We are under way at four o’clock in the morning, and come out on deck to find the sun hooded and cloaked in the snow clouds. It clears later, showing the straits much broader and the hills on either side lower but still under a white mantle. We round Cape Froward, latitude 53° 54′, at times losing sight of Tierra del Fuego. We get a sight of Punta Arenas, the most southerly town on the American Continent or on any continent, 1,600 miles farther south than Cape Town, 900 miles nearer to the South Pole than Christ Church, New Zealand. It is the world’s cross-roads for ocean travel.

The first view is of wide streets running back to forest-clad hills which are almost lost in the snow clouds. Everything about the town is brisk and bright. Ashore the snow crunches under our feet, and we have the buoyant feeling of the Hudson’s Bay trapper. There is a Chilean cruiser in the bay, and German, English, French, and Spanish ships. Even rarer is one bearing the American flag. There are hotels, gasthauses, posadas, and other signs which tell in many languages of sailors’ lodging-houses. The mingling of many tongues is also heard, for the sailors are ashore.

Punta Arenas has very good wharves and warehouses, substantial bank buildings, some private residences that look like Swiss chalets, and a somewhat pretentious plaza in which on this day the fountain has become a beautiful ice crystal. The town also has sailors’ bar-rooms. There is a new church, and a few vacant lots are left in the business section. A troop of urchins come chattering from school, leap into the snow-drift, and pelt the passers-by, the universal privilege of boyhood. Though it is Winter the women are bareheaded, or most of them are, and the black alpaca shawls thrown carelessly over their shoulders do not indicate that the cold is penetrating. The men wear vicuña robes like blankets, or many of them have the skins made up into overcoats. The steamer has brought the fortnightly mail, and every one gathers at the post-office waiting for letters. The talk is of new sheep companies and gold washings in Tierra del Fuego.

Punta Arenas has no custom house. It is a free port,—a very wise policy considering that its trade is of an international character, selling to the passing ships and buying from them only such articles as are needed for local consumption. The commercial movement reaches $2,250,000 per year, the exports exceeding the imports by $250,000. The export commerce is of wool, hides, tallow, ostrich feathers, foxskins, guanaco and vicuña rugs. The imports are alcohol for the Patagonian Indians, cereals, and general merchandise. The best fur store is kept by a Russian woman. The town is the seat of the territorial government of Magellans, and is the official residence of the Governor. There is also an army barracks and a weather bureau office. It is a station of the Chilean navy, which has rendered much service to navigation in the hydrographic work of the Straits. Punta Arenas has its daily newspaper, filled with shipping intelligence and containing cable news which is transmitted by land wire from Buenos Ayres. Wireless telegraphy finds it a convenient station.

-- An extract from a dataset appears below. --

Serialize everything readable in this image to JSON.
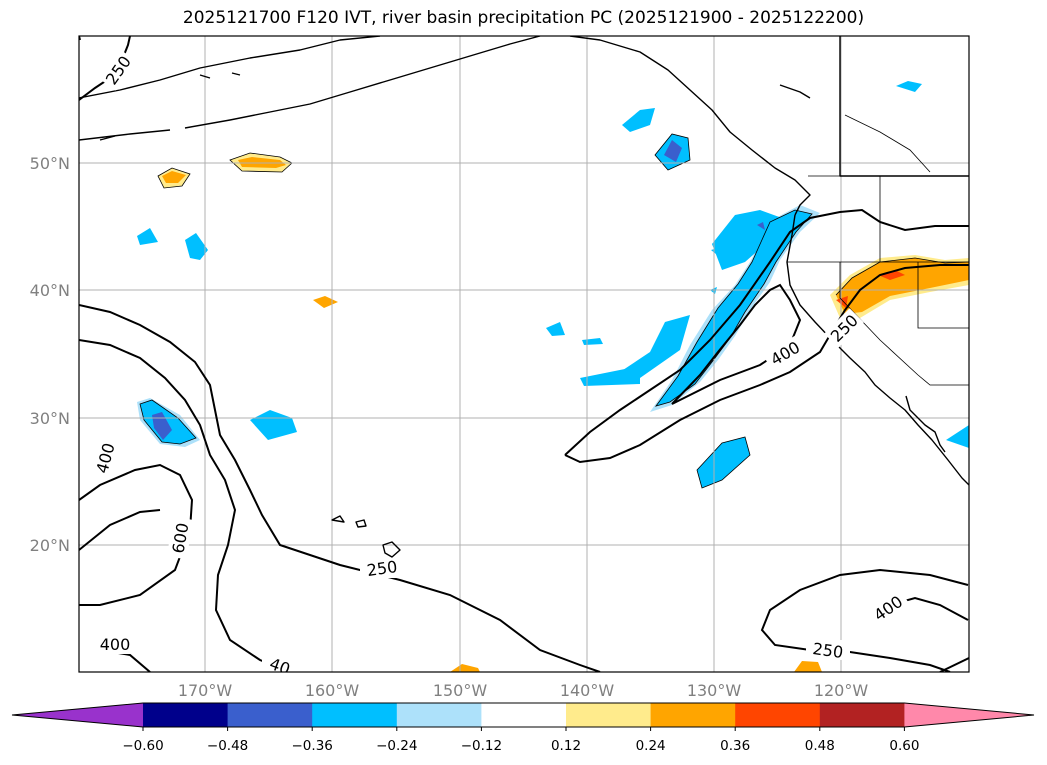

Punta Arenas thinks it has a cloud on its future. This is the Panama Canal. It now is an important coaling-station, the coal being brought both from Australia and from Newcastle, and it has a good business in supplying passing vessels. Some of this trade will be lost when the Hamburg and the New York ships which follow this route to San Francisco are able to take the shorter course through the waterway. But by that time the improvements which the Chilean government is making in the navigation of the Straits, and the natural development of trade in the far southern regions will have more than compensated for the diminution from the diversion of the through ocean traffic to other channels. As the centre of the sheep industry of Tierra del Fuego and of the Chilean mainland, the southernmost town has a stable future.